If customers are naturally telling others about your product, you're sitting on a growth opportunity.

The goal is to make sharing easier and reward people for doing it.

When An Affiliate Program Makes Sense

Affiliate programs become powerful when:

  • You need access to new audiences

  • Your market relies heavily on consultants or agencies

  • Industry creators influence buying decisions

  • You want to scale through partnerships

  • Your average customer value supports commissions

Affiliate programs are often one of the fastest ways to create external distribution without hiring additional salespeople.

But they require active recruitment and management.

The best affiliates rarely appear on their own.

Why Most SaaS Companies Shouldn't Choose One

Here's where I disagree with the traditional advice.

Most SaaS companies shouldn't be choosing between affiliate programs and referral programs.

They should be building both.

Why?

Because buyers don't all come from the same place.
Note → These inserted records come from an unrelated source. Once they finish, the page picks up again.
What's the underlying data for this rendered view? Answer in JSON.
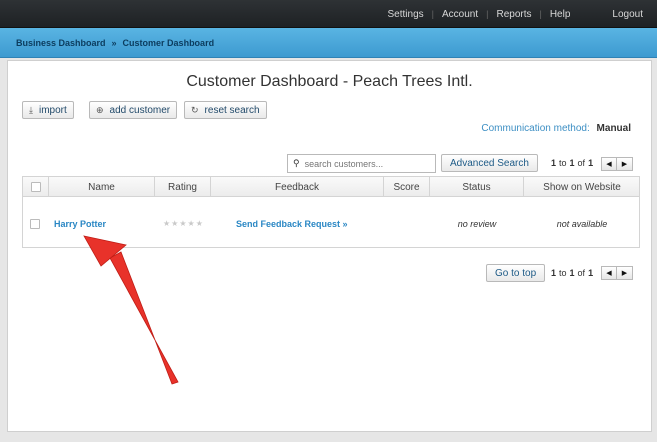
{
  "topnav": {
    "items": [
      {
        "label": "Settings"
      },
      {
        "label": "Account"
      },
      {
        "label": "Reports"
      },
      {
        "label": "Help"
      }
    ],
    "separator": "|",
    "logout": "Logout"
  },
  "breadcrumb": {
    "items": [
      "Business Dashboard",
      "Customer Dashboard"
    ],
    "separator": "»"
  },
  "page": {
    "title": "Customer Dashboard - Peach Trees Intl."
  },
  "actions": {
    "import": "import",
    "add_customer": "add customer",
    "reset_search": "reset search"
  },
  "communication": {
    "label": "Communication method:",
    "value": "Manual"
  },
  "search": {
    "placeholder": "search customers...",
    "advanced": "Advanced Search"
  },
  "pagination": {
    "from": "1",
    "to_word": "to",
    "to": "1",
    "of_word": "of",
    "total": "1"
  },
  "table": {
    "columns": [
      "Name",
      "Rating",
      "Feedback",
      "Score",
      "Status",
      "Show on Website"
    ],
    "rows": [
      {
        "name": "Harry Potter",
        "rating_stars": "★★★★★",
        "feedback": "Send Feedback Request »",
        "score": "",
        "status": "no review",
        "show_on_website": "not available"
      }
    ]
  },
  "footer": {
    "goto_top": "Go to top"
  },
  "colors": {
    "topbar": "#1e2124",
    "bluebar": "#4aa8dc",
    "link": "#2a87c4",
    "annotation_arrow": "#e8322a"
  },
  "icons": {
    "import": "download-icon",
    "add_customer": "plus-circle-icon",
    "reset_search": "refresh-icon",
    "search": "magnifier-icon",
    "prev": "triangle-left-icon",
    "next": "triangle-right-icon"
  }
}
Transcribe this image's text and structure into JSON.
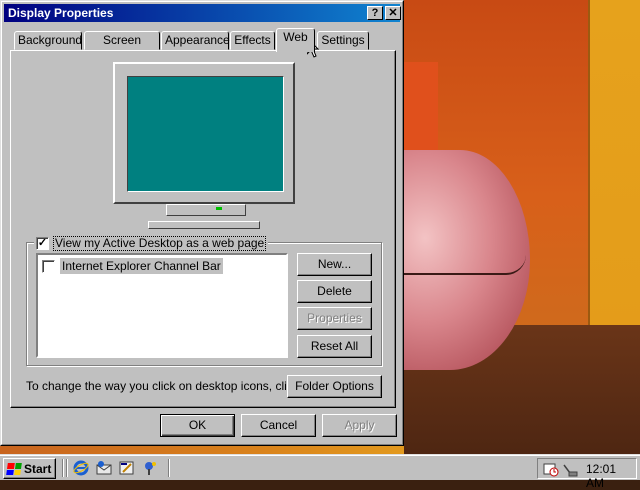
{
  "dialog": {
    "title": "Display Properties",
    "help_button": "?",
    "close_button": "✕",
    "tabs": [
      {
        "label": "Background"
      },
      {
        "label": "Screen Saver"
      },
      {
        "label": "Appearance"
      },
      {
        "label": "Effects"
      },
      {
        "label": "Web"
      },
      {
        "label": "Settings"
      }
    ],
    "active_tab": "Web",
    "preview_screen_color": "#008080",
    "active_desktop": {
      "checkbox_label": "View my Active Desktop as a web page",
      "checked": true,
      "checkmark": "✓",
      "items": [
        {
          "label": "Internet Explorer Channel Bar",
          "checked": false
        }
      ]
    },
    "side_buttons": {
      "new": "New...",
      "delete": "Delete",
      "properties": "Properties",
      "reset_all": "Reset All"
    },
    "hint_text": "To change the way you click on desktop icons, click:",
    "folder_options": "Folder Options",
    "footer": {
      "ok": "OK",
      "cancel": "Cancel",
      "apply": "Apply"
    }
  },
  "taskbar": {
    "start_label": "Start",
    "quick_launch": [
      "internet-explorer-icon",
      "outlook-express-icon",
      "show-desktop-icon",
      "channels-icon"
    ],
    "clock": "12:01 AM"
  }
}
Some buyers discover products through creators.

Some trust consultants.

Some trust agencies.

Some trust existing customers.

Some trust friends and colleagues.

Each group influences different parts of the buying journey.

A referral program captures customer advocacy.

An affiliate program captures external influence.

Together, they create a much stronger growth engine.

The Real Opportunity: Building A Partner Ecosystem

This is where many companies stop thinking too small.

They launch a referral program.

Or they launch an affiliate program.

But they never connect the pieces.

The companies seeing the strongest results today are building partner ecosystems.

That means combining:

  • Referrals

  • Affiliates

  • Creators

  • Agencies

  • Consultants

  • Resellers

  • Strategic partnerships

Instead of relying on one channel, they're building multiple trusted paths into the business.

The result is a more resilient growth strategy and a greater presence inside what many marketers now call the dark funnel.

The Dark Funnel Changes Everything

Buyers are spending more time researching independently than ever before.

They're reading content.

Listening to podcasts.

Watching creators.

Asking peers.

Seeking recommendations.

The reality is that most buying decisions are influenced before a prospect ever speaks to sales.

That's why referrals and partnerships are becoming increasingly important.

They place your brand inside trusted conversations rather than forcing you to compete for attention through advertising alone.

So Which One Should You Launch First?

If you're an early-stage SaaS with passionate users, start with referrals.

If you're looking to expand reach through creators, consultants, and agencies, start with affiliates.

If you're serious about building a sustainable growth channel, think beyond both.

Think ecosystem.

Because the companies winning today aren't asking whether they need affiliate marketing or referral marketing.

They're asking how many trusted people can help buyers choose them.

That's a very different conversation.


Affiliate programs and referral programs aren't competitors.

They're complementary.

One activates customers.

The other activates partners.

Together, they help create trust, expand distribution, and generate revenue beyond paid acquisition.

The question isn't whether your SaaS needs one or the other.

The question is whether you're building enough pathways for people to recommend you.

Because in a world where trust influences more buying decisions than advertising, recommendations are one of the most valuable growth assets a company can have.